当前位置: 首页 > 工具软件 > PySpider > 使用案例 >

Pyspider 使用带认证redis集群作为消息队列

沈巴英
2023-12-01

概述

最近使用pyspider作为调度部署一个项目,因为客户方提供需要使用redis集群作为消息队列。所以在网上搜索了好多,都说不支持redis集群。静下心来一想,这么常规的需求不应该不支持呀。本着一切都在源码中的宗旨,打开了pyspider的源码,果然让我发现了其实是支持redis集群的。但是如果redis集群需要认证的话,就不支持了。因此,需要对pyspider的代码做一个改造,让它支持redis集群带认证的方式。

pyspider message_queue 源码解读

首先看redis_queue.py文件中,我们可以看到RedisQueue类的构造函数中是有关于StrictRedisCluster的信息的,说明pyspider是支持redis集群模式的。和单点的redis连接相比,其中并没有关于redis集群的密码认证的代码。

class RedisQueue(object):
    """
    A Queue like message built over redis
    """

    Empty = BaseQueue.Empty
    Full = BaseQueue.Full
    max_timeout = 0.3

    def __init__(self, name, host='localhost', port=6379, db=0,
                 maxsize=0, lazy_limit=True, password=None, cluster_nodes=None):
        """
        Constructor for RedisQueue

        maxsize:    an integer that sets the upperbound limit on the number of
                    items that can be placed in the queue.
        lazy_limit: redis queue is shared via instance, a lazy size limit is used
                    for better performance.
        """
        self.name = name
        if(cluster_nodes is not None):
            from rediscluster import StrictRedisCluster
            self.redis = StrictRedisCluster(startup_nodes=cluster_nodes)
        else:
            self.redis = redis.StrictRedis(host=host, port=port, db=db, password=password)
        self.maxsize = maxsize
        self.lazy_limit = lazy_limit
        self.last_qsize = 0

首先抛开redis集群的密码认证不说,如果是没有密码认证的集群,我们应该怎么配置呢。我们知道,在运行pypsider的时候,使用的命令是:

pyspider -c  pyspider.json 

这种方式。也就是说我们程序的入口就在pyspider命令中。
跟踪代码就会发现,与消息队列初始化有关的操作在run.py文件中,代码如下:

@cli.command()
@click.option('--fetcher-num', default=1, help='instance num of fetcher')
            kwargs['is_%s_default' % db] = True

    # create folder for counter.dump
    if not os.path.exists(kwargs['data_path']):
        os.mkdir(kwargs['data_path'])

    # message queue, compatible with old version
    if kwargs.get('message_queue'):
        pass
    elif kwargs.get('amqp_url'):
        kwargs['message_queue'] = kwargs['amqp_url']
    elif os.environ.get('RABBITMQ_NAME'):
        kwargs['message_queue'] = ("amqp://guest:guest@%(RABBITMQ_PORT_5672_TCP_ADDR)s"
                                   ":%(RABBITMQ_PORT_5672_TCP_PORT)s/%%2F" % os.environ)
    elif kwargs.get('beanstalk'):
        kwargs['message_queue'] = "beanstalk://%s/" % kwargs['beanstalk']

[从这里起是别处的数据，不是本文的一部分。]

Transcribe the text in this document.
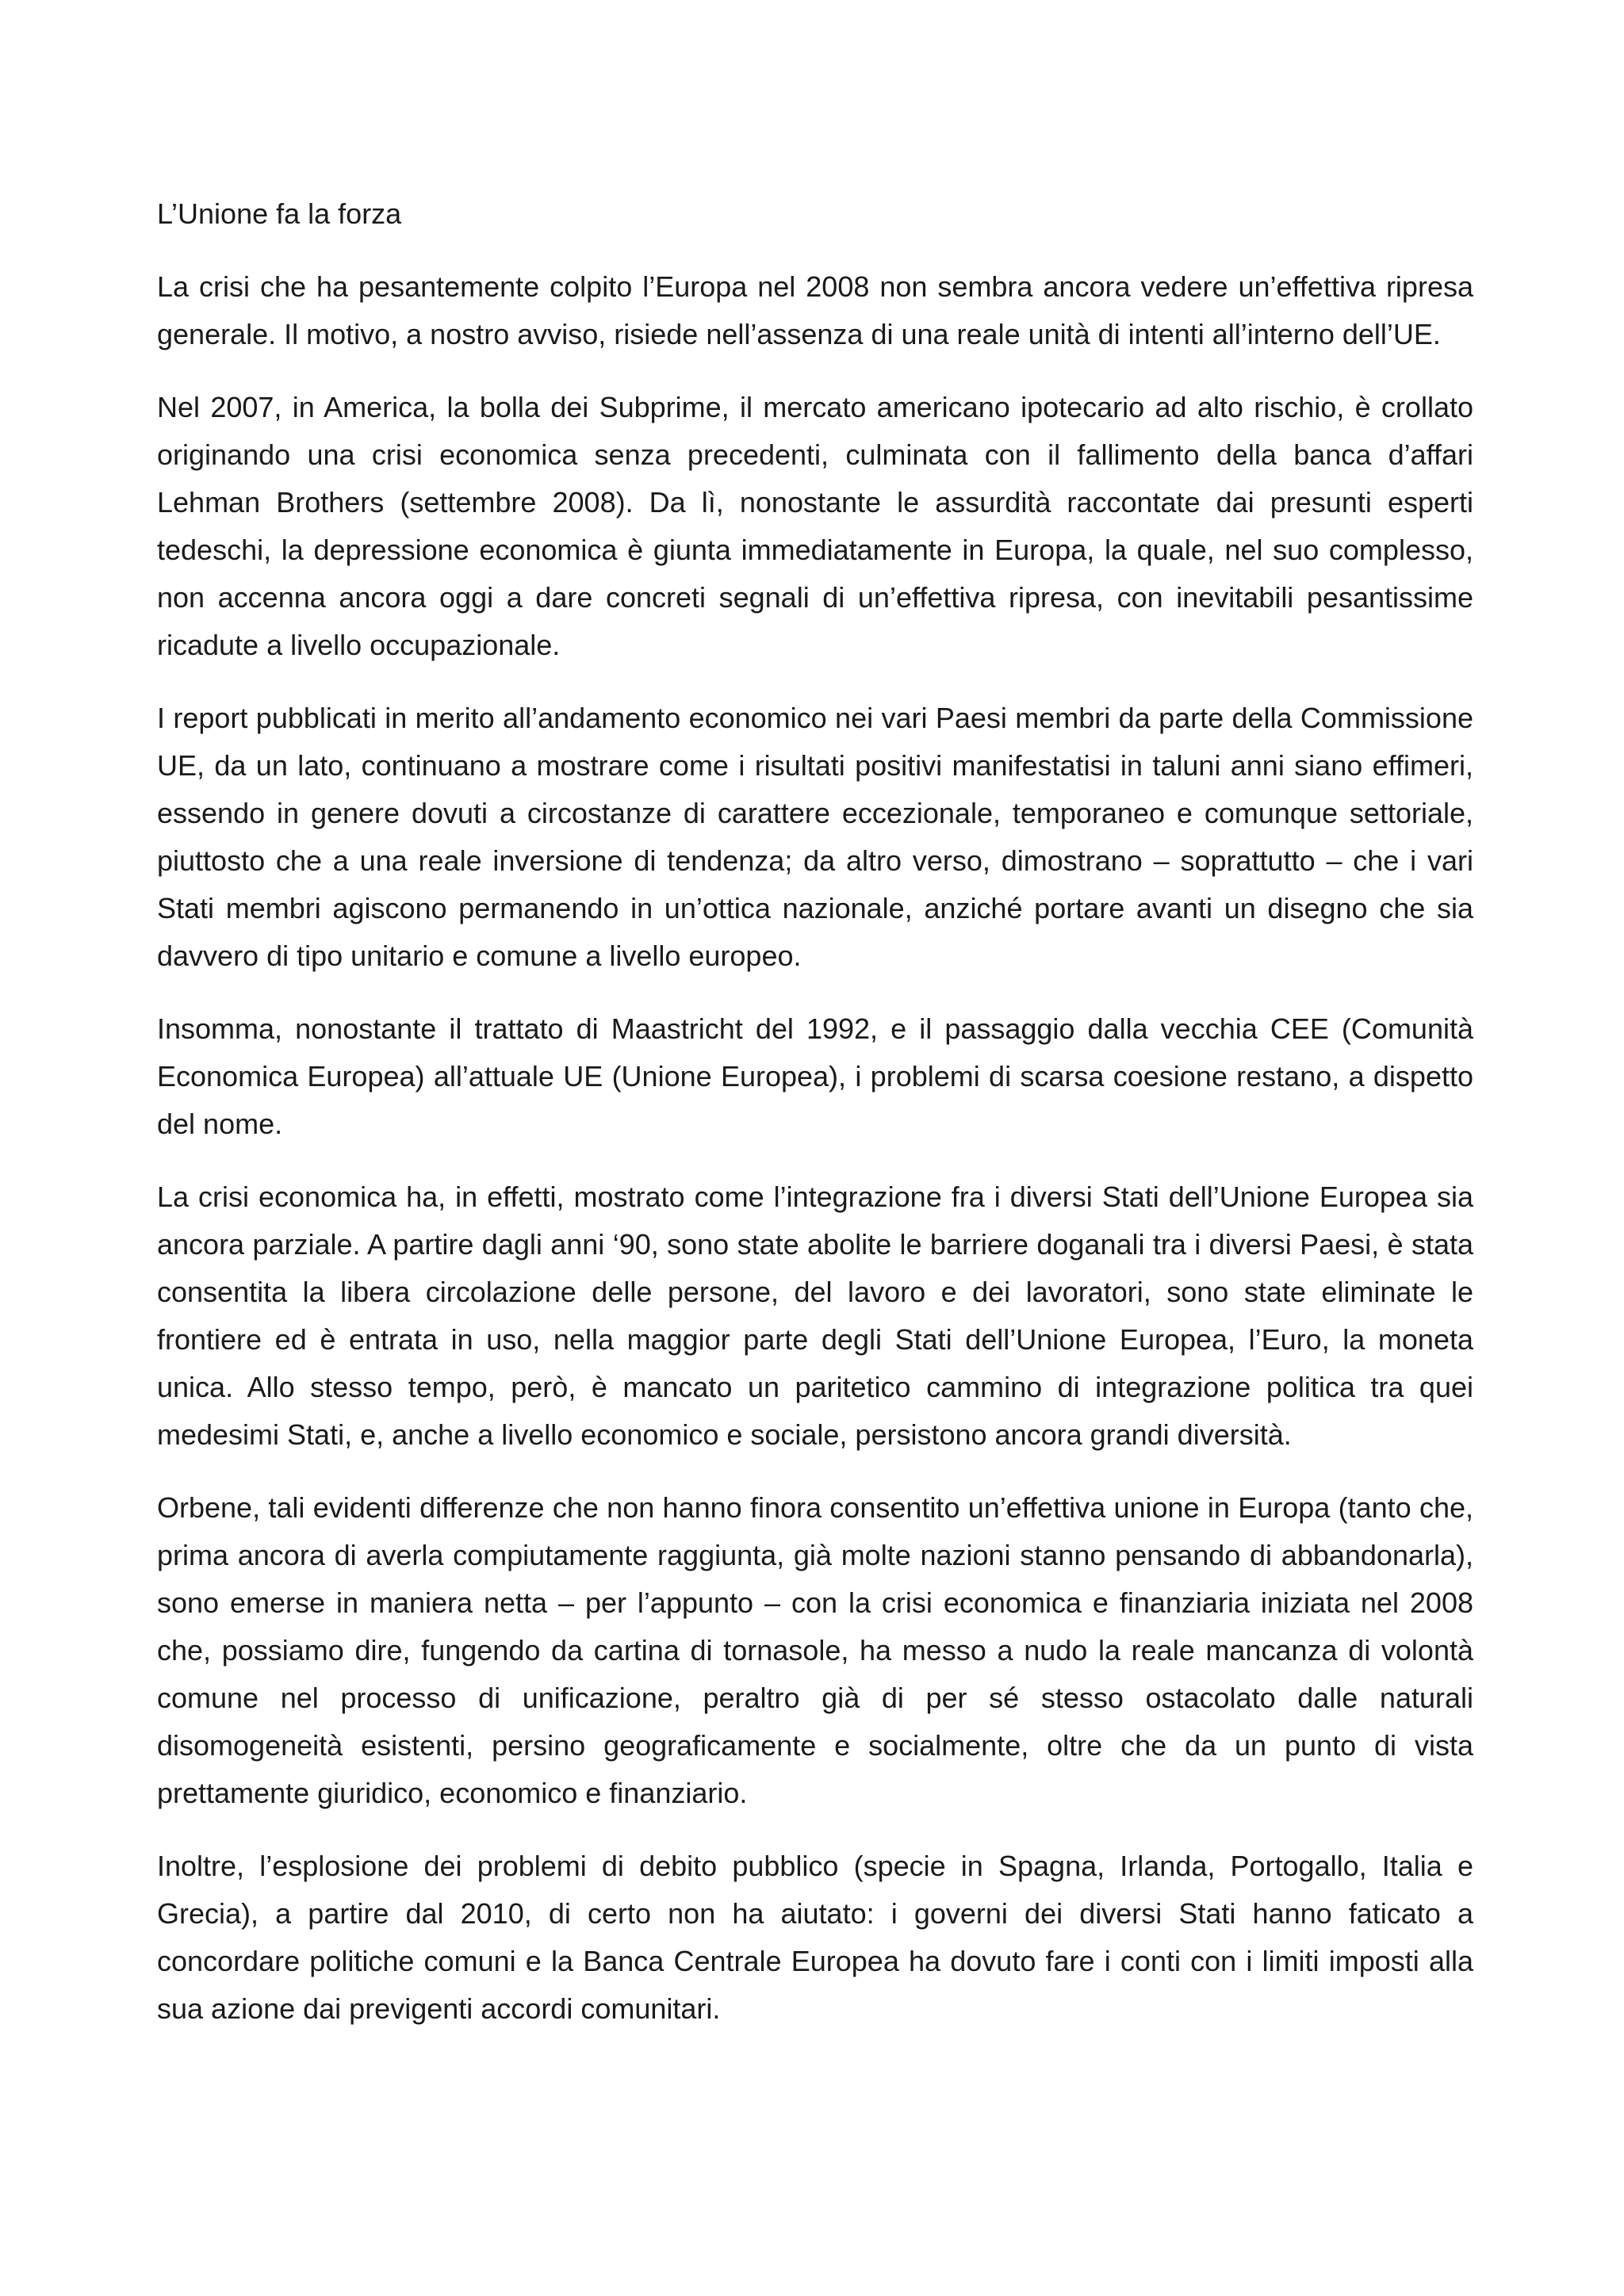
L’Unione fa la forza

La crisi che ha pesantemente colpito l’Europa nel 2008 non sembra ancora vedere un’effettiva ripresa generale. Il motivo, a nostro avviso, risiede nell’assenza di una reale unità di intenti all’interno dell’UE.

Nel 2007, in America, la bolla dei Subprime, il mercato americano ipotecario ad alto rischio, è crollato originando una crisi economica senza precedenti, culminata con il fallimento della banca d’affari Lehman Brothers (settembre 2008). Da lì, nonostante le assurdità raccontate dai presunti esperti tedeschi, la depressione economica è giunta immediatamente in Europa, la quale, nel suo complesso, non accenna ancora oggi a dare concreti segnali di un’effettiva ripresa, con inevitabili pesantissime ricadute a livello occupazionale.

I report pubblicati in merito all’andamento economico nei vari Paesi membri da parte della Commissione UE, da un lato, continuano a mostrare come i risultati positivi manifestatisi in taluni anni siano effimeri, essendo in genere dovuti a circostanze di carattere eccezionale, temporaneo e comunque settoriale, piuttosto che a una reale inversione di tendenza; da altro verso, dimostrano – soprattutto – che i vari Stati membri agiscono permanendo in un’ottica nazionale, anziché portare avanti un disegno che sia davvero di tipo unitario e comune a livello europeo.

Insomma, nonostante il trattato di Maastricht del 1992, e il passaggio dalla vecchia CEE (Comunità Economica Europea) all’attuale UE (Unione Europea), i problemi di scarsa coesione restano, a dispetto del nome.

La crisi economica ha, in effetti, mostrato come l’integrazione fra i diversi Stati dell’Unione Europea sia ancora parziale. A partire dagli anni ‘90, sono state abolite le barriere doganali tra i diversi Paesi, è stata consentita la libera circolazione delle persone, del lavoro e dei lavoratori, sono state eliminate le frontiere ed è entrata in uso, nella maggior parte degli Stati dell’Unione Europea, l’Euro, la moneta unica. Allo stesso tempo, però, è mancato un paritetico cammino di integrazione politica tra quei medesimi Stati, e, anche a livello economico e sociale, persistono ancora grandi diversità.

Orbene, tali evidenti differenze che non hanno finora consentito un’effettiva unione in Europa (tanto che, prima ancora di averla compiutamente raggiunta, già molte nazioni stanno pensando di abbandonarla), sono emerse in maniera netta – per l’appunto – con la crisi economica e finanziaria iniziata nel 2008 che, possiamo dire, fungendo da cartina di tornasole, ha messo a nudo la reale mancanza di volontà comune nel processo di unificazione, peraltro già di per sé stesso ostacolato dalle naturali disomogeneità esistenti, persino geograficamente e socialmente, oltre che da un punto di vista prettamente giuridico, economico e finanziario.

Inoltre, l’esplosione dei problemi di debito pubblico (specie in Spagna, Irlanda, Portogallo, Italia e Grecia), a partire dal 2010, di certo non ha aiutato: i governi dei diversi Stati hanno faticato a concordare politiche comuni e la Banca Centrale Europea ha dovuto fare i conti con i limiti imposti alla sua azione dai previgenti accordi comunitari.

    for name in ('newtask_queue', 'status_queue', 'scheduler2fetcher',
                 'fetcher2processor', 'processor2result'):
        if kwargs.get('message_queue'):
            kwargs[name] = utils.Get(lambda name=name: connect_message_queue(
                name, kwargs.get('message_queue'), kwargs['queue_maxsize']))
        else:
            kwargs[name] = connect_message_queue(name, kwargs.get('message_queue'),
                                                 kwargs['queue_maxsize'])

connect_message_queue 方法是非常关键的一个函数,继续跟踪,就会发现这个函数在message_queue包下面的__init__.py文件中,定义如下:

def connect_message_queue(name, url=None, maxsize=0, lazy_limit=True):
    """
    create connection to message queue

    name:
        name of message queue

    rabbitmq:
        amqp://username:password@host:5672/%2F
        see https://www.rabbitmq.com/uri-spec.html
    beanstalk:
        beanstalk://host:11300/
    redis:
        redis://host:6379/db
        redis://host1:port1,host2:port2,...,hostn:portn (for redis 3.x in cluster mode)
    kombu:
        kombu+transport://userid:password@hostname:port/virtual_host
        see http://kombu.readthedocs.org/en/latest/userguide/connections.html#urls
    builtin:
        None
    """

    if not url:
        from pyspider.libs.multiprocessing_queue import Queue
        return Queue(maxsize=maxsize)

    parsed = urlparse.urlparse(url)
    if parsed.scheme == 'amqp':
        from .rabbitmq import Queue
        return Queue(name, url, maxsize=maxsize, lazy_limit=lazy_limit)
    elif parsed.scheme == 'beanstalk':
        from .beanstalk import Queue
        return Queue(name, host=parsed.netloc, maxsize=maxsize)
    elif parsed.scheme == 'redis':
        from .redis_queue import Queue
        if ',' in parsed.netloc:
            """
            redis in cluster mode (there is no concept of 'db' in cluster mode)
            ex. redis://host1:port1,host2:port2,...,hostn:portn
            """
            cluster_nodes = []
            for netloc in parsed.netloc.split(','):
                cluster_nodes.append({'host': netloc.split(':')[0], 'port': int(netloc.split(':')[1])})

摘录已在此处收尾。